@dragras
|
Cesaret, kişinin içinden gelir. Hayatı boyunca cesaretli olduğuna inanan birisi, günün birinde başına gelen olaydan etkilenebilir. Cesareti kırılır ve düzelemez. Düzelmesi zaman alır. Düzelse bile, düzeldiğine inansa bile, eskisi gibi olamaz. Artık değişmiştir ve nelerin değiştiğini kendisi bile kestiremez. Bazen amaç değişir. Bazen yöntem değişir. Bazen de hisler değişir. Marcus'un bulunduğu durum tam da bundan ibaretti. Yelena'yı, işin ucunda kötü adam ilan edilecek olsa bile bırakamazdı. Bu kadar kolay değil. İki gün geçmişti. Belki üç gün olmuştu. Zaman algısını yitiren Marcus, bir kılıç ustası olmadan bunu başarabileceğini düşünmüyordu. Ya kiralayacak ya da kendisi kılıç ustası olacaktı. Yeterli parası yoktu. Gerçek bir savaşçı olmalıydı. Clorusy'e karşı durabilmesi için şövalyelerin şövalyesi olmalıydı. Kafasında öyle planlar kurmuştu ki, Yelena'yı kurtardıktan sonrasını bile düşünmeye başladı.
"Renn'e dönemeyiz. Üç Bayrak bizi yok edene kadar durmaz."

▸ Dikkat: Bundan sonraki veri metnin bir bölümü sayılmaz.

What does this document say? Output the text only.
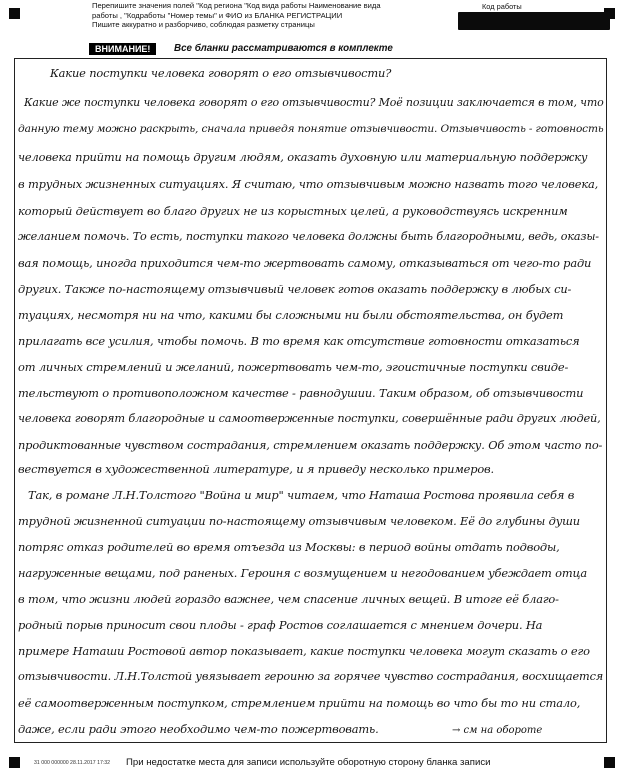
Перепишите значения полей "Код региона "Код вида работы Наименование вида
работы , "Кодработы "Номер темы" и ФИО из БЛАНКА РЕГИСТРАЦИИ
Пишите аккуратно и разборчиво, соблюдая разметку страницы
Код работы
ВНИМАНИЕ!	Все бланки рассматриваются в комплекте
Какие поступки человека говорят о его отзывчивости?
Какие же поступки человека говорят о его отзывчивости? Моё позиции заключается в том, что
данную тему можно раскрыть, сначала приведя понятие отзывчивости. Отзывчивость - готовность
человека прийти на помощь другим людям, оказать духовную или материальную поддержку
в трудных жизненных ситуациях. Я считаю, что отзывчивым можно назвать того человека,
который действует во благо других не из корыстных целей, а руководствуясь искренним
желанием помочь. То есть, поступки такого человека должны быть благородными, ведь, оказы-
вая помощь, иногда приходится чем-то жертвовать самому, отказываться от чего-то ради
других. Также по-настоящему отзывчивый человек готов оказать поддержку в любых си-
туациях, несмотря ни на что, какими бы сложными ни были обстоятельства, он будет
прилагать все усилия, чтобы помочь. В то время как отсутствие готовности отказаться
от личных стремлений и желаний, пожертвовать чем-то, эгоистичные поступки свиде-
тельствуют о противоположном качестве - равнодушии. Таким образом, об отзывчивости
человека говорят благородные и самоотверженные поступки, совершённые ради других людей,
продиктованные чувством сострадания, стремлением оказать поддержку. Об этом часто по-
вествуется в художественной литературе, и я приведу несколько примеров.
Так, в романе Л.Н.Толстого "Война и мир" читаем, что Наташа Ростова проявила себя в
трудной жизненной ситуации по-настоящему отзывчивым человеком. Её до глубины души
потряс отказ родителей во время отъезда из Москвы: в период войны отдать подводы,
нагруженные вещами, под раненых. Героиня с возмущением и негодованием убеждает отца
в том, что жизни людей гораздо важнее, чем спасение личных вещей. В итоге её благо-
родный порыв приносит свои плоды - граф Ростов соглашается с мнением дочери. На
примере Наташи Ростовой автор показывает, какие поступки человека могут сказать о его
отзывчивости. Л.Н.Толстой увязывает героиню за горячее чувство сострадания, восхищается
её самоотверженным поступком, стремлением прийти на помощь во что бы то ни стало,
даже, если ради этого необходимо чем-то пожертвовать.	→ см на обороте
31 000 000000 28.11.2017 17:32 При недостатке места для записи используйте оборотную сторону бланка записи
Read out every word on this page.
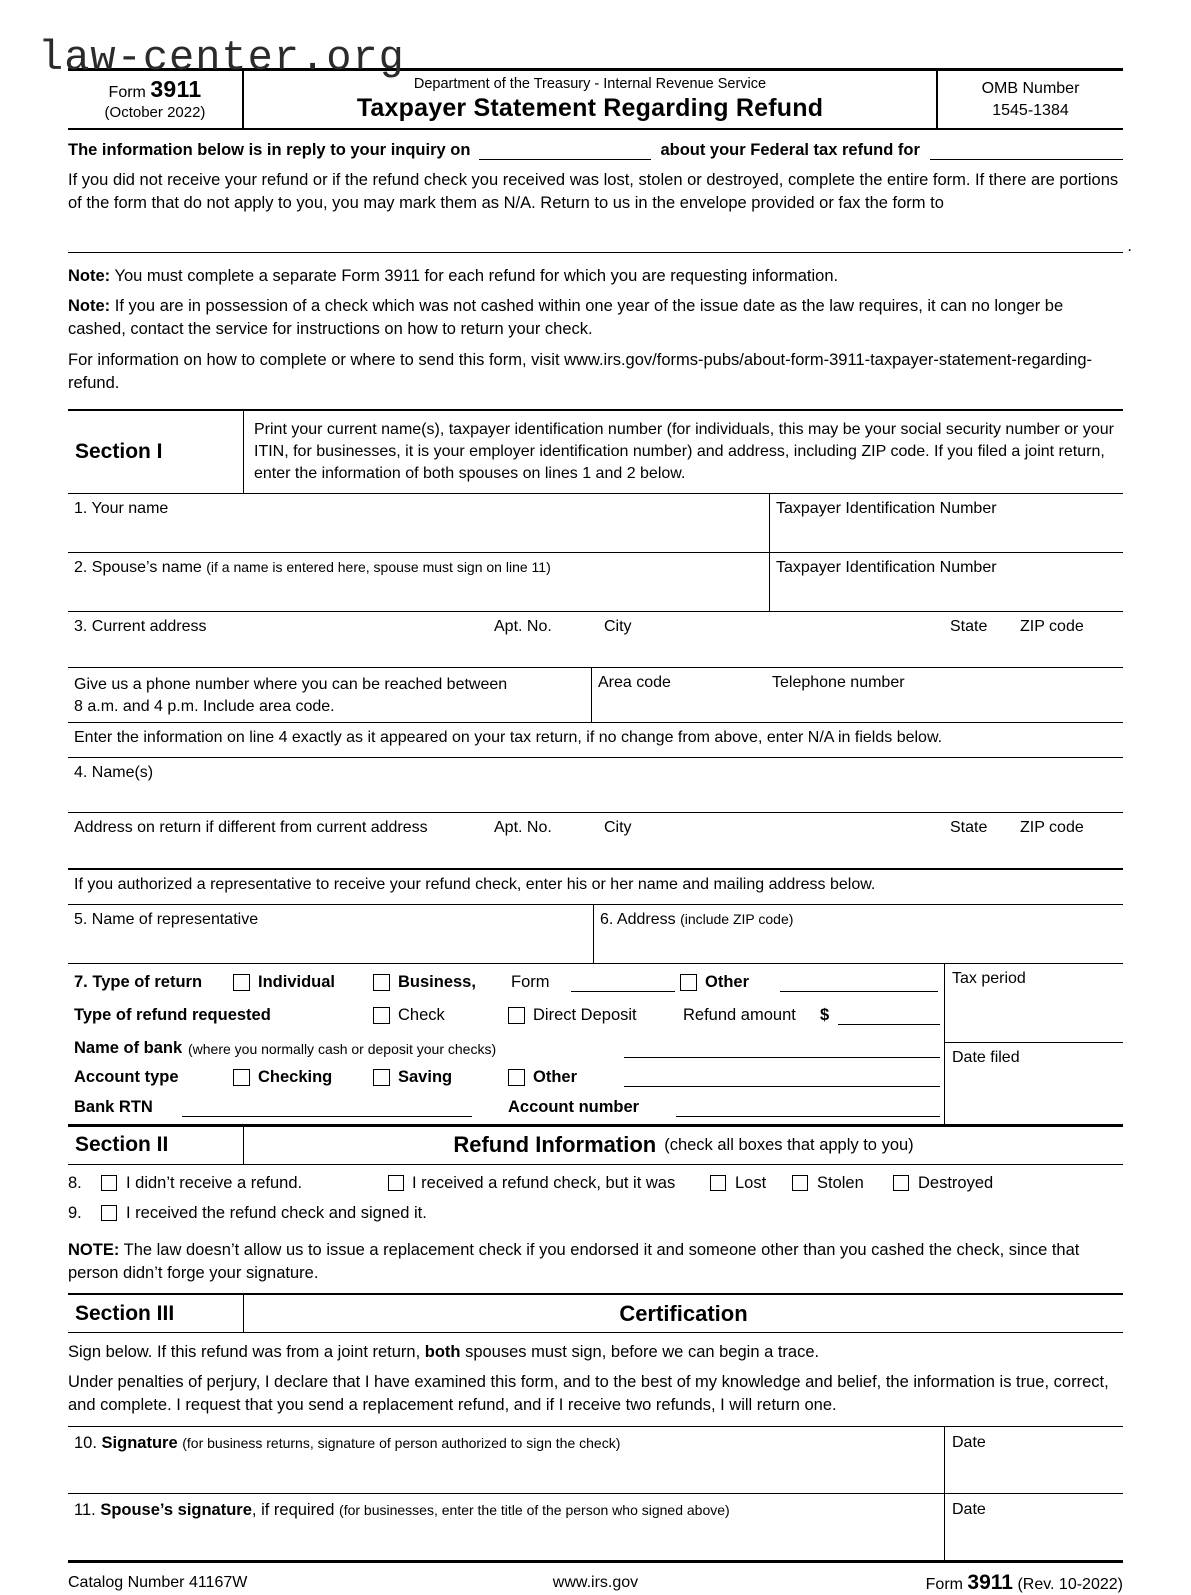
law-center.org
Form 3911
(October 2022)
Department of the Treasury - Internal Revenue Service
Taxpayer Statement Regarding Refund
OMB Number
1545-1384
The information below is in reply to your inquiry on	about your Federal tax refund for
If you did not receive your refund or if the refund check you received was lost, stolen or destroyed, complete the entire form. If there are portions of the form that do not apply to you, you may mark them as N/A. Return to us in the envelope provided or fax the form to
.

Note: You must complete a separate Form 3911 for each refund for which you are requesting information.

Note: If you are in possession of a check which was not cashed within one year of the issue date as the law requires, it can no longer be cashed, contact the service for instructions on how to return your check.

For information on how to complete or where to send this form, visit www.irs.gov/forms-pubs/about-form-3911-taxpayer-statement-regarding-refund.

Section I
Print your current name(s), taxpayer identification number (for individuals, this may be your social security number or your ITIN, for businesses, it is your employer identification number) and address, including ZIP code. If you filed a joint return, enter the information of both spouses on lines 1 and 2 below.
1. Your name	Taxpayer Identification Number
2. Spouse’s name (if a name is entered here, spouse must sign on line 11)	Taxpayer Identification Number
3. Current address	Apt. No.	City	State ZIP code
Give us a phone number where you can be reached between
8 a.m. and 4 p.m. Include area code.
Area code	Telephone number
Enter the information on line 4 exactly as it appeared on your tax return, if no change from above, enter N/A in fields below.
4. Name(s)
Address on return if different from current address	Apt. No.	City	State ZIP code
If you authorized a representative to receive your refund check, enter his or her name and mailing address below.
5. Name of representative	6. Address (include ZIP code)
7. Type of return	Individual	Business, Form	Other
Type of refund requested	Check	Direct Deposit	Refund amount $
Name of bank (where you normally cash or deposit your checks)
Account type	Checking	Saving	Other
Bank RTN	Account number
Tax period
Date filed
Section II	Refund Information (check all boxes that apply to you)
8.	I didn’t receive a refund.	I received a refund check, but it was	Lost	Stolen	Destroyed
9.	I received the refund check and signed it.
NOTE: The law doesn’t allow us to issue a replacement check if you endorsed it and someone other than you cashed the check, since that person didn’t forge your signature.
Section III	Certification
Sign below. If this refund was from a joint return, both spouses must sign, before we can begin a trace.
Under penalties of perjury, I declare that I have examined this form, and to the best of my knowledge and belief, the information is true, correct, and complete. I request that you send a replacement refund, and if I receive two refunds, I will return one.
10. Signature (for business returns, signature of person authorized to sign the check)	Date
11. Spouse’s signature, if required (for businesses, enter the title of the person who signed above)	Date
Catalog Number 41167W	www.irs.gov	Form 3911 (Rev. 10-2022)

Üç Bayrak'ın hakimiyeti dışında iki yer vardı. Koca gezegende, sadece iki yer. Birisi Kristopolis'ti. Gezginler ve burjuva halkının yaşam merkezi Kristopolis. Soylular da tercih ederdi lâkin Kızıl Okyanus'a yakınlığı insanları tedirgin ediyordu. Kıyıda bir şehirdi. Diğeri ise Obsidyen Dağı'ydı. Deanon'a biat edip Karanlık Yol'u ölmeden geçebilirlerse tabii. Marcus uzun düşüncelerden, kurduğu planlardan ve verdiği kararlardan bir anlığına sıyrıldı. Önce güç kazanmalıydı. Teknik ve disiplin çalışmaları şarttı. Bir düzine şövalyenin arasında ayakta kalabilecek seviyeye gelmesi gerekiyordu. Babasının yanına uğramasını söylediğini hatırladı. Yattığı yataktan kalktı, üstüne çekidüzen verip dışarı çıktı. Babası güneşli günleri pek sevmezdi. Havanın kapalı, bulutların egemen olduğu gün ise evde duramazdı. Bugün de hava kapalıydı. Tahta kılıçları tezgahına yerleştiriyordu. Tanesini iki Üç Bayrak Altını'na ya da beş Üç Bayrak Gümüşü'ne satıyordu. Marcus'un yanına geldiğini görünce bakışlarını ona kaydırdı.
"Sonunda ayağa kalkabildin Marc."
Marcus gözlerini kısarak babasını izliyordu. İki gündür dışarı çıkmadığı için gözleri aydınlığa hassas olmuştu.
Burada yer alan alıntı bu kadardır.